Karen Harvey

Personal information
- Nationality: Canada
- Born: August 9, 1972 (age 53) Brantford, Ontario, Canada

Sport
- Sport: Athletics
- Event: 3000 metres steeplechase

= Karen Harvey =

Canadian athlete

Karen Harvey, later Karen Harvey Sullivan, was a world record holder in the women's 3000 metres steeplechase.

==Early life and education==
Karen Harvey was born 9 August 1972 in Brantford, Ontario, Canada and brought up in Paris, Ontario.

Harvey was a student at the University of Michigan, where she competed for the Michigan Wolverines track and field team and graduated in 1996 with a degree in anthropology.

== Career ==

=== Athletics career ===
Harvey recorded one world record in the women’s 3000 meters steeplechase of 10:19.6 on 18 April 1998 in Walnut, California.

The mark is unofficial because the world governing body of athletics, the IAAF (now World Athletics), did not recognise a world record in the event until 2000.

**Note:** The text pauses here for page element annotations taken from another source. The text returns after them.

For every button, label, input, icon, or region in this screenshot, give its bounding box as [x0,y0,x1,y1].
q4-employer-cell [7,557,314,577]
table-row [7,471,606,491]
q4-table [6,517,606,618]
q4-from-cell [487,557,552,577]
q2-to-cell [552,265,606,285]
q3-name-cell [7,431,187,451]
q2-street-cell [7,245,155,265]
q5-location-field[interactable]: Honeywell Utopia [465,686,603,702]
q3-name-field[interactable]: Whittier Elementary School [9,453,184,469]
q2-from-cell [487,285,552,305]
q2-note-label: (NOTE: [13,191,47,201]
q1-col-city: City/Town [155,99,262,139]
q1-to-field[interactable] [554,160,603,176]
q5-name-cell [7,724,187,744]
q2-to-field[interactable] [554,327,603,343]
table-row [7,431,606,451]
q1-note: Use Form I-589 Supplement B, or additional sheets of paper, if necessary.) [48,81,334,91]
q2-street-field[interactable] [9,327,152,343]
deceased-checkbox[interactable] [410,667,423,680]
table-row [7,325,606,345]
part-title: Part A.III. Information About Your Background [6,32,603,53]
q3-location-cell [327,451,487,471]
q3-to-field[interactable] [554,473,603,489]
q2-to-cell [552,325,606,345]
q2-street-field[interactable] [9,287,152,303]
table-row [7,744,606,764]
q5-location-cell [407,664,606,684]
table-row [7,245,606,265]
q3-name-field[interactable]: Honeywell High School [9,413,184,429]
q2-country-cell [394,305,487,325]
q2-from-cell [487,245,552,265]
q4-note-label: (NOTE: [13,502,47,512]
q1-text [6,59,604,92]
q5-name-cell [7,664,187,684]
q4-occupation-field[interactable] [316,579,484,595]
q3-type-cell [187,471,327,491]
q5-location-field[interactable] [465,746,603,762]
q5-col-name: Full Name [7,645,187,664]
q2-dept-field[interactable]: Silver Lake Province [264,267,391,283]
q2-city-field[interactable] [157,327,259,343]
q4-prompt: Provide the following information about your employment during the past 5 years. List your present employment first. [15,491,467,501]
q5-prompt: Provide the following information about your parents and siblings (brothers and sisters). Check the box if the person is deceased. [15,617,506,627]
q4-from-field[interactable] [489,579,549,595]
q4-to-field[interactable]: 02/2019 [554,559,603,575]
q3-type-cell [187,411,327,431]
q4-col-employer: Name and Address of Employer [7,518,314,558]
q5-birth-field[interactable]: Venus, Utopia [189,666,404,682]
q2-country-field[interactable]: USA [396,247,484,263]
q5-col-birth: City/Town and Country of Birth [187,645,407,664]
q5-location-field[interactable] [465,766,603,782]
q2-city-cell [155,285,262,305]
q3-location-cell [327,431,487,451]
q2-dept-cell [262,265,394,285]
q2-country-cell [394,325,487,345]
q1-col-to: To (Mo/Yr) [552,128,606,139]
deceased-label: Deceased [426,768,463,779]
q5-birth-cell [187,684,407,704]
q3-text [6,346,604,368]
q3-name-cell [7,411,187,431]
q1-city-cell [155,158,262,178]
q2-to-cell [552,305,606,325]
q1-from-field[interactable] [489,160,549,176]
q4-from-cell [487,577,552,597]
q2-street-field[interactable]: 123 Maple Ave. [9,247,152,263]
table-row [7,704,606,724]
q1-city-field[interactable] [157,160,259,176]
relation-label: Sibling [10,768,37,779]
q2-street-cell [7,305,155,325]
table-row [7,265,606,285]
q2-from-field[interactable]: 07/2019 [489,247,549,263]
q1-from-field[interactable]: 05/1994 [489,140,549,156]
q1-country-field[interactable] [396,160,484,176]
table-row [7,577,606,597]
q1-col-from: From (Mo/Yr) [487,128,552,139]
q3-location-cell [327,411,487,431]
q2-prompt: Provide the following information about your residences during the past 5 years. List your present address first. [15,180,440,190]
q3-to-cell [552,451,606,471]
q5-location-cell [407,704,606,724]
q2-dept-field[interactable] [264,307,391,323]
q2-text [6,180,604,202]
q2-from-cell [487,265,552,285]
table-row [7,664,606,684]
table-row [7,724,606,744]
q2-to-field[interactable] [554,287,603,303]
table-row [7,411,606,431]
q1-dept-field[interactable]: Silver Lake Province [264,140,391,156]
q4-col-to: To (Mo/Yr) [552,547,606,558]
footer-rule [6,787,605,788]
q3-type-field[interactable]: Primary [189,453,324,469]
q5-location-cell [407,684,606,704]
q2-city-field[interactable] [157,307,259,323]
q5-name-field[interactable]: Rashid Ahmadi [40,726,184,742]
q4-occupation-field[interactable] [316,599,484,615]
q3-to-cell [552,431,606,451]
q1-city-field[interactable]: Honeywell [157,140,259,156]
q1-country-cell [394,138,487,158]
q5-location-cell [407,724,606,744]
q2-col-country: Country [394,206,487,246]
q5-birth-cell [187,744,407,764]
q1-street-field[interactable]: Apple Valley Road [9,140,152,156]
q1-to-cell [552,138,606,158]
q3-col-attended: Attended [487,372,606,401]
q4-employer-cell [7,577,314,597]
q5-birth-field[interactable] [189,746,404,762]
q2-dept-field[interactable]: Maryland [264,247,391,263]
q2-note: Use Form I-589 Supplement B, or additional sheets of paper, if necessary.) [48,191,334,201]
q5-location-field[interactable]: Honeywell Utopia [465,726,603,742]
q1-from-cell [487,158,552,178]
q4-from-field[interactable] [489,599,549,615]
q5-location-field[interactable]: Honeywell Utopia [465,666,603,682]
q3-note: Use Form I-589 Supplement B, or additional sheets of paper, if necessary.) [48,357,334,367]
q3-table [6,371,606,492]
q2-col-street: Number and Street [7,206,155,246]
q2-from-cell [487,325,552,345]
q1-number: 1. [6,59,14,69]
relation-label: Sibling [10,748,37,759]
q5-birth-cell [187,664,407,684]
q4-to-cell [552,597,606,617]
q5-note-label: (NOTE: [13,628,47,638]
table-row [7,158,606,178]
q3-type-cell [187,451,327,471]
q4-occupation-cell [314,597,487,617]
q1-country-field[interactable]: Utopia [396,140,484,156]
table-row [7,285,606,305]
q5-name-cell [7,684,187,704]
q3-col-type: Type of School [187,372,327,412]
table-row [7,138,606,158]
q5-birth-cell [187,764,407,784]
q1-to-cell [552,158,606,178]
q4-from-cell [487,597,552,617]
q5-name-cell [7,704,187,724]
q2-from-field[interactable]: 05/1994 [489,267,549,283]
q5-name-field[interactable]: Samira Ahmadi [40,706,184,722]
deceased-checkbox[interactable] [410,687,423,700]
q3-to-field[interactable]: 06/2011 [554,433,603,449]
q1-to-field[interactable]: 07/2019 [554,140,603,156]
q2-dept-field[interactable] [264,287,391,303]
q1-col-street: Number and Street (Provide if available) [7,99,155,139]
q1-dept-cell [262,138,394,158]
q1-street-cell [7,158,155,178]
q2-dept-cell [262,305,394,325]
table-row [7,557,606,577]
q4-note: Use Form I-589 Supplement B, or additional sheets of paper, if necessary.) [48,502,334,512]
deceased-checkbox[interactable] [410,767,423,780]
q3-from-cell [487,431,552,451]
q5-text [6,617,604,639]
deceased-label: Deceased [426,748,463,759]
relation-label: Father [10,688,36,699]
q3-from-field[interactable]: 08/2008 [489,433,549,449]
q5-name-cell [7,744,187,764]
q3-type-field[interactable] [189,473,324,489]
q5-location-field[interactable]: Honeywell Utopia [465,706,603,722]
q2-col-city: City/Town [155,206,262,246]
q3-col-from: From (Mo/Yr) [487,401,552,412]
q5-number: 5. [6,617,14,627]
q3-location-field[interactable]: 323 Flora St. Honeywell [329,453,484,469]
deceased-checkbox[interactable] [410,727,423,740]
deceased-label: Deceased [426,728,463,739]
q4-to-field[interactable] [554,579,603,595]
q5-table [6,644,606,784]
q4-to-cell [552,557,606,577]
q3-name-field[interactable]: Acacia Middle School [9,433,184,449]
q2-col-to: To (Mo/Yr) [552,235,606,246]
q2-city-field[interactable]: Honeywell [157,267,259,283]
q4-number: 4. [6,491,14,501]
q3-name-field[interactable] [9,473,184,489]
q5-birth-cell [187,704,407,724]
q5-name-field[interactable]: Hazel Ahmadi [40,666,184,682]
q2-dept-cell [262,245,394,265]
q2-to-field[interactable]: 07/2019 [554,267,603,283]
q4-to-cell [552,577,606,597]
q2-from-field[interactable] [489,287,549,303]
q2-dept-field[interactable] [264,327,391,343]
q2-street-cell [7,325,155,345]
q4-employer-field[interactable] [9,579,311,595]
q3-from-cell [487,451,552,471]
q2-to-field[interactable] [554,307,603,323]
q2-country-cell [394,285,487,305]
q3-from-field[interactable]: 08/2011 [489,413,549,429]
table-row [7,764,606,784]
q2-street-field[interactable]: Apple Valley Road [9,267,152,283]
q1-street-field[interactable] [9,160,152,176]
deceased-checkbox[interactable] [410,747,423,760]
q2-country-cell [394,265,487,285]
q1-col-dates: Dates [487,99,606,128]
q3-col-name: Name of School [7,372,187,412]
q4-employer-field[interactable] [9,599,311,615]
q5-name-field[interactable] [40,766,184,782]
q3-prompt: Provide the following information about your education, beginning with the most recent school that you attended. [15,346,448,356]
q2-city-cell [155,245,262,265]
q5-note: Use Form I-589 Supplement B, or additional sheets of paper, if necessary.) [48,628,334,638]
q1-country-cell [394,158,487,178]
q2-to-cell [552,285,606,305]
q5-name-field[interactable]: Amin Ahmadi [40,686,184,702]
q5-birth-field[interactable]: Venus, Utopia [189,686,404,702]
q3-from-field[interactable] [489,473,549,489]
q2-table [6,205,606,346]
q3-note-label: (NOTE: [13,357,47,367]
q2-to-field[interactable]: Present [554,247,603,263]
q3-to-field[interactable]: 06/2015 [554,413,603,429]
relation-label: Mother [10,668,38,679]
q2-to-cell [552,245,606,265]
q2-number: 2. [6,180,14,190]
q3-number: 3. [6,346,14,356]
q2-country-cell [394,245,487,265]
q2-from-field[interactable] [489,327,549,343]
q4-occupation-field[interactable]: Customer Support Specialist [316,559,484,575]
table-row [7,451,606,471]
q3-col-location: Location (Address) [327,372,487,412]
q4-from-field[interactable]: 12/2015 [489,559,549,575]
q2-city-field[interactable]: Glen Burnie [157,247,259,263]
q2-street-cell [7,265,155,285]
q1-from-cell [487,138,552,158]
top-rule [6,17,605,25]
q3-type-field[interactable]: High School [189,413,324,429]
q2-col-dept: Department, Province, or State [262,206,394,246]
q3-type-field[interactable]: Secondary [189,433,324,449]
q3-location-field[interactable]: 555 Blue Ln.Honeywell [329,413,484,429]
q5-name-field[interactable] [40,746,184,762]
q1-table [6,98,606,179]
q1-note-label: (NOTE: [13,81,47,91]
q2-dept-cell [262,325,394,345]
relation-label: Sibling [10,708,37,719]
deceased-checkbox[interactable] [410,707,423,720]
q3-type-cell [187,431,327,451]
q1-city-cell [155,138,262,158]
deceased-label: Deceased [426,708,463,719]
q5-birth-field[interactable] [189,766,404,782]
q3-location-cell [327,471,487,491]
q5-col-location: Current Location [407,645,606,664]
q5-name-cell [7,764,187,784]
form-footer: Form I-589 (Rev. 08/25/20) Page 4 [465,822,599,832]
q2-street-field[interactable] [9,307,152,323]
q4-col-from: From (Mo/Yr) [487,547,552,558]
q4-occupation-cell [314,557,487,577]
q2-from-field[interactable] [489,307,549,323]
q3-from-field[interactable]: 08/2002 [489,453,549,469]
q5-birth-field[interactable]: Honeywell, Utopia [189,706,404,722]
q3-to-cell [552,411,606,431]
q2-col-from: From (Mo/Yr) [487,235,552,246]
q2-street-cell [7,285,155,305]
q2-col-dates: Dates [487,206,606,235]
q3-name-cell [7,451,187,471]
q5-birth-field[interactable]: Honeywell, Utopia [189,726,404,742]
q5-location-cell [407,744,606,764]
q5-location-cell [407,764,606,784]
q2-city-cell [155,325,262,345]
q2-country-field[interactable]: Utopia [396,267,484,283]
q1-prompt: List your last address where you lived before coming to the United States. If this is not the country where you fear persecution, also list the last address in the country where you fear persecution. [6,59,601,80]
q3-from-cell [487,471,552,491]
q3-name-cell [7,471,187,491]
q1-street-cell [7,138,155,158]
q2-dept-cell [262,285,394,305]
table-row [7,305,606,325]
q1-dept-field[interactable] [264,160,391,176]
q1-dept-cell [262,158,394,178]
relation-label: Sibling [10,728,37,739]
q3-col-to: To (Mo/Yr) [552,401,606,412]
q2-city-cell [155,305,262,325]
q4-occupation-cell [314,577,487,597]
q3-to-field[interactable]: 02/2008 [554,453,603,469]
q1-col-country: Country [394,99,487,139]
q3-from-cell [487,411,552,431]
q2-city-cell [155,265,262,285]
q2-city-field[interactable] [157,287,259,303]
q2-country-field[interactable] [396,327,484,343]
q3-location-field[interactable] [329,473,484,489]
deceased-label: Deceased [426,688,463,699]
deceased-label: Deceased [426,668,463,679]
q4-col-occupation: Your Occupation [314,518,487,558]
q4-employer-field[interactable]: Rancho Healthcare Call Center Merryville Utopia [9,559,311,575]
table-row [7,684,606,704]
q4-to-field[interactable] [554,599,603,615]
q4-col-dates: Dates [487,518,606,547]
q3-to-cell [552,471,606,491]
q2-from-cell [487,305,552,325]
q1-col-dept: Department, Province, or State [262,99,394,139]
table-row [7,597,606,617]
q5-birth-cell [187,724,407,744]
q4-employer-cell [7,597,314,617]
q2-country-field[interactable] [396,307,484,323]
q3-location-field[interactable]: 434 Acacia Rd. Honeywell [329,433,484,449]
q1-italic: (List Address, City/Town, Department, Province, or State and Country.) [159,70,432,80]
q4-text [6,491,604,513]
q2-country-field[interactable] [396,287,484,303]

Harvey also came 5th in the 3000m steeplechase at the Goodwill Games in 1998.

=== Coaching career ===
Harvey was cross-country coach for the University of Illinois between 2002-6, and in 2007 joined Florida State University and stayed until 2015.

== Awards and accolades==
In 2012, Harvey was an inductee into the Brantford & Area Sports Hall of Recognition.